The very best teachers use all their skills and experience to empower students to feel confident and ambitious as learners. They help them to see that there is a reason to bother, a reason to try. In short, they project unshakeable belief in what their students can achieve. Children will have ups and downs, always. They may be fortunate enough to be feeling confident and enthusiastic on the day of an examination, or they may flunk a test because of something someone said to them in the playground. They may have good short term memories and remember the correct facts and figures to score well in a test, or they may panic and forget the lot. But how their teacher made them feel in class – how they helped them form their mindset – that is what will shape the way in which they handle success or failure for life. It’s not just about what you know, it’s about what you do when you don’t know the answer. It’s your character that counts, even if it cannot be counted.

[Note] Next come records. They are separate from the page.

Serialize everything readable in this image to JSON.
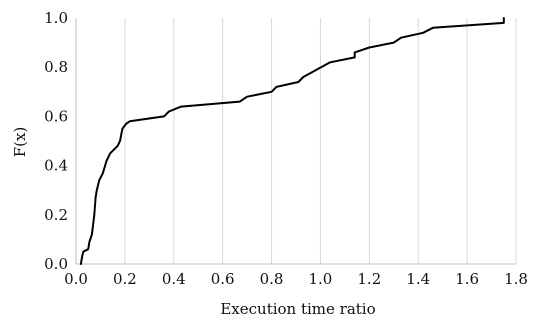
{
  "chart_data": {
    "type": "line",
    "title": "",
    "xlabel": "Execution time ratio",
    "ylabel": "F(x)",
    "xlim": [
      0,
      1.8
    ],
    "ylim": [
      0,
      1.0
    ],
    "x_ticks": [
      "0.0",
      "0.2",
      "0.4",
      "0.6",
      "0.8",
      "1.0",
      "1.2",
      "1.4",
      "1.6",
      "1.8"
    ],
    "y_ticks": [
      "0.0",
      "0.2",
      "0.4",
      "0.6",
      "0.8",
      "1.0"
    ],
    "grid": "vertical",
    "legend": "none",
    "line_color": "#000000",
    "grid_color": "#d9d9d9",
    "series": [
      {
        "x": [
          0.02,
          0.025,
          0.03,
          0.05,
          0.055,
          0.065,
          0.07,
          0.075,
          0.08,
          0.085,
          0.095,
          0.105,
          0.11,
          0.125,
          0.14,
          0.16,
          0.17,
          0.175,
          0.18,
          0.19,
          0.205,
          0.22,
          0.36,
          0.38,
          0.43,
          0.67,
          0.7,
          0.8,
          0.82,
          0.91,
          0.93,
          1.04,
          1.14,
          1.14,
          1.2,
          1.3,
          1.33,
          1.42,
          1.46,
          1.75,
          1.75
        ],
        "y": [
          0.0,
          0.03,
          0.05,
          0.06,
          0.09,
          0.12,
          0.16,
          0.2,
          0.27,
          0.3,
          0.34,
          0.36,
          0.37,
          0.42,
          0.45,
          0.47,
          0.48,
          0.49,
          0.5,
          0.55,
          0.57,
          0.58,
          0.6,
          0.62,
          0.64,
          0.66,
          0.68,
          0.7,
          0.72,
          0.74,
          0.76,
          0.82,
          0.84,
          0.86,
          0.88,
          0.9,
          0.92,
          0.94,
          0.96,
          0.98,
          1.0
        ]
      }
    ]
  }
}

The best teachers help their students to be the best versions of themselves, in school and into adulthood. The best thing about being a teacher is that you can have a positive influence on children every day. The hardest thing about being a teacher is that you have an influence on children every day and you have to get it right.

I for one can’t wait to celebrate the good teachers in our region. To quote a much used cliché, they are all winners already.